As a Dwarf Gimli was accustomed to a subterranean life; he was given an inner bedroom which nevertheless had a cozy hearth that drew well; it had more than adequate ventilation; and the bed and accommodations were extraordinarily comfortable. Paneling and brickwork lined the walls; floors were of brick overlaid with comfortable carpets, with wood planking laid down in the bedrooms. The kitchen and the several pantries and other storage rooms were lined with skillfully hung cupboards and shelves, and the round doors were marvelously hung.
His first look at Bag End had, therefore, come as a distinct shock, for it had clearly been nearly destroyed. The vaulted ceilings were higher in this smial than in those in the Gamgee home, and it was obvious to Gimli that Gandalf would have been able to stand upright in the rooms, although he would have had to have leaned over or crouched down to make it through many passages and doorways.
It seemed nothing had been left unmarred. The floors had been removed, showing the gravel and sand on which they’d been laid, now being carefully leveled preparatory to the new flooring being set into place atop them. Most of the original paneling had been removed completely and was being replaced; a few of the support beams had also needed total replacement as well.

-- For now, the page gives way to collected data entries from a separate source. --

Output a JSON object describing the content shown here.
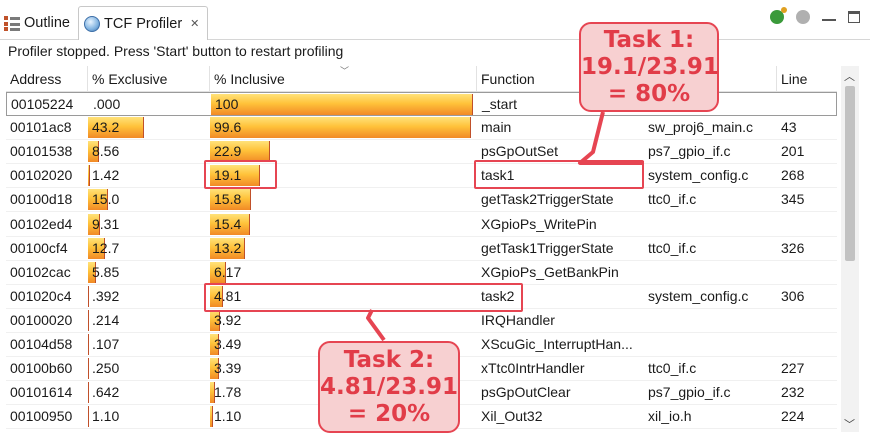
{
  "tabs": [
    {
      "label": "Outline",
      "icon": "outline-icon",
      "active": false
    },
    {
      "label": "TCF Profiler",
      "icon": "profiler-icon",
      "active": true
    }
  ],
  "toolbar": {
    "icons": [
      "start-profiling-icon",
      "stop-profiling-icon",
      "minimize-icon",
      "maximize-icon"
    ]
  },
  "status_text": "Profiler stopped. Press 'Start' button to restart profiling",
  "columns": [
    "Address",
    "% Exclusive",
    "% Inclusive",
    "Function",
    "",
    "Line"
  ],
  "rows": [
    {
      "address": "00105224",
      "exclusive": ".000",
      "inclusive": "100",
      "function": "_start",
      "file": "",
      "line": "",
      "exclusive_pct": 0.0,
      "inclusive_pct": 100
    },
    {
      "address": "00101ac8",
      "exclusive": "43.2",
      "inclusive": "99.6",
      "function": "main",
      "file": "sw_proj6_main.c",
      "line": "43",
      "exclusive_pct": 43.2,
      "inclusive_pct": 99.6
    },
    {
      "address": "00101538",
      "exclusive": "8.56",
      "inclusive": "22.9",
      "function": "psGpOutSet",
      "file": "ps7_gpio_if.c",
      "line": "201",
      "exclusive_pct": 8.56,
      "inclusive_pct": 22.9
    },
    {
      "address": "00102020",
      "exclusive": "1.42",
      "inclusive": "19.1",
      "function": "task1",
      "file": "system_config.c",
      "line": "268",
      "exclusive_pct": 1.42,
      "inclusive_pct": 19.1
    },
    {
      "address": "00100d18",
      "exclusive": "15.0",
      "inclusive": "15.8",
      "function": "getTask2TriggerState",
      "file": "ttc0_if.c",
      "line": "345",
      "exclusive_pct": 15.0,
      "inclusive_pct": 15.8
    },
    {
      "address": "00102ed4",
      "exclusive": "9.31",
      "inclusive": "15.4",
      "function": "XGpioPs_WritePin",
      "file": "",
      "line": "",
      "exclusive_pct": 9.31,
      "inclusive_pct": 15.4
    },
    {
      "address": "00100cf4",
      "exclusive": "12.7",
      "inclusive": "13.2",
      "function": "getTask1TriggerState",
      "file": "ttc0_if.c",
      "line": "326",
      "exclusive_pct": 12.7,
      "inclusive_pct": 13.2
    },
    {
      "address": "00102cac",
      "exclusive": "5.85",
      "inclusive": "6.17",
      "function": "XGpioPs_GetBankPin",
      "file": "",
      "line": "",
      "exclusive_pct": 5.85,
      "inclusive_pct": 6.17
    },
    {
      "address": "001020c4",
      "exclusive": ".392",
      "inclusive": "4.81",
      "function": "task2",
      "file": "system_config.c",
      "line": "306",
      "exclusive_pct": 0.392,
      "inclusive_pct": 4.81
    },
    {
      "address": "00100020",
      "exclusive": ".214",
      "inclusive": "3.92",
      "function": "IRQHandler",
      "file": "",
      "line": "",
      "exclusive_pct": 0.214,
      "inclusive_pct": 3.92
    },
    {
      "address": "00104d58",
      "exclusive": ".107",
      "inclusive": "3.49",
      "function": "XScuGic_InterruptHan...",
      "file": "",
      "line": "",
      "exclusive_pct": 0.107,
      "inclusive_pct": 3.49
    },
    {
      "address": "00100b60",
      "exclusive": ".250",
      "inclusive": "3.39",
      "function": "xTtc0IntrHandler",
      "file": "ttc0_if.c",
      "line": "227",
      "exclusive_pct": 0.25,
      "inclusive_pct": 3.39
    },
    {
      "address": "00101614",
      "exclusive": ".642",
      "inclusive": "1.78",
      "function": "psGpOutClear",
      "file": "ps7_gpio_if.c",
      "line": "232",
      "exclusive_pct": 0.642,
      "inclusive_pct": 1.78
    },
    {
      "address": "00100950",
      "exclusive": "1.10",
      "inclusive": "1.10",
      "function": "Xil_Out32",
      "file": "xil_io.h",
      "line": "224",
      "exclusive_pct": 1.1,
      "inclusive_pct": 1.1
    }
  ],
  "annotations": {
    "task1": {
      "line1": "Task 1:",
      "line2": "19.1/23.91",
      "line3": "= 80%"
    },
    "task2": {
      "line1": "Task 2:",
      "line2": "4.81/23.91",
      "line3": "= 20%"
    }
  },
  "colors": {
    "accent_red": "#e64552",
    "callout_fill": "#f7d0d1",
    "bar_top": "#ffe27a",
    "bar_bottom": "#f18a26"
  }
}
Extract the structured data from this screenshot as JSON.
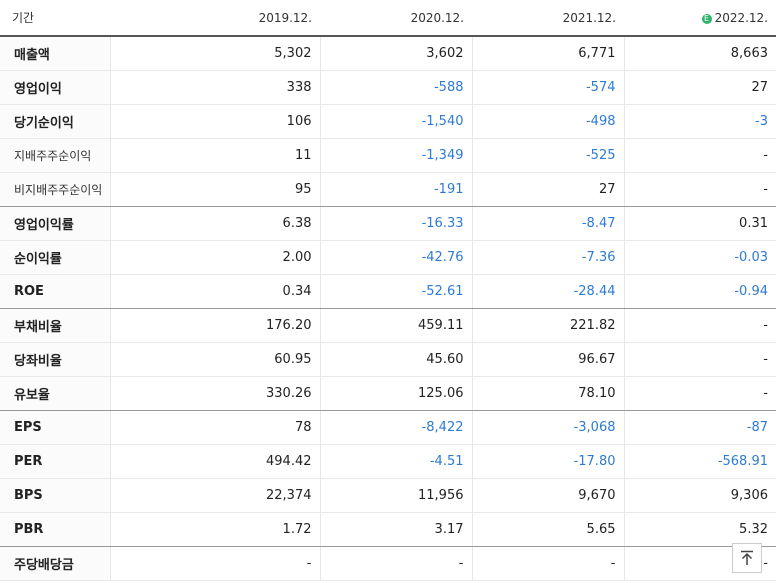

There wasn’t a single beam or ancient root from the great oak tree which had once stood atop the Hill and through whose root system the smial had been dug that didn’t show signs of hacking with a variety of edged items, from knives to swords to axes. Most of the hacks had been carefully filled and smoothed; in some places it had been necessary to remove whole sections and splice in new woodwork to fit. The patience and skill of those who worked on this was obvious.
The state of the room which Sam explained had been Frodo’s own bedroom was beyond belief, for the fireplace and wainscoting had been attacked with what appeared to have been a heavy maul of some sort, and all the panes in the intricately designed window had been smashed. A young Hobbit lad introduced as Frodo’s young cousin Pando Proudfoot rose from where he’d been carefully gathering each sliver of stone, wood, and glass to greet Gimli courteously, then knelt to continue his patient work.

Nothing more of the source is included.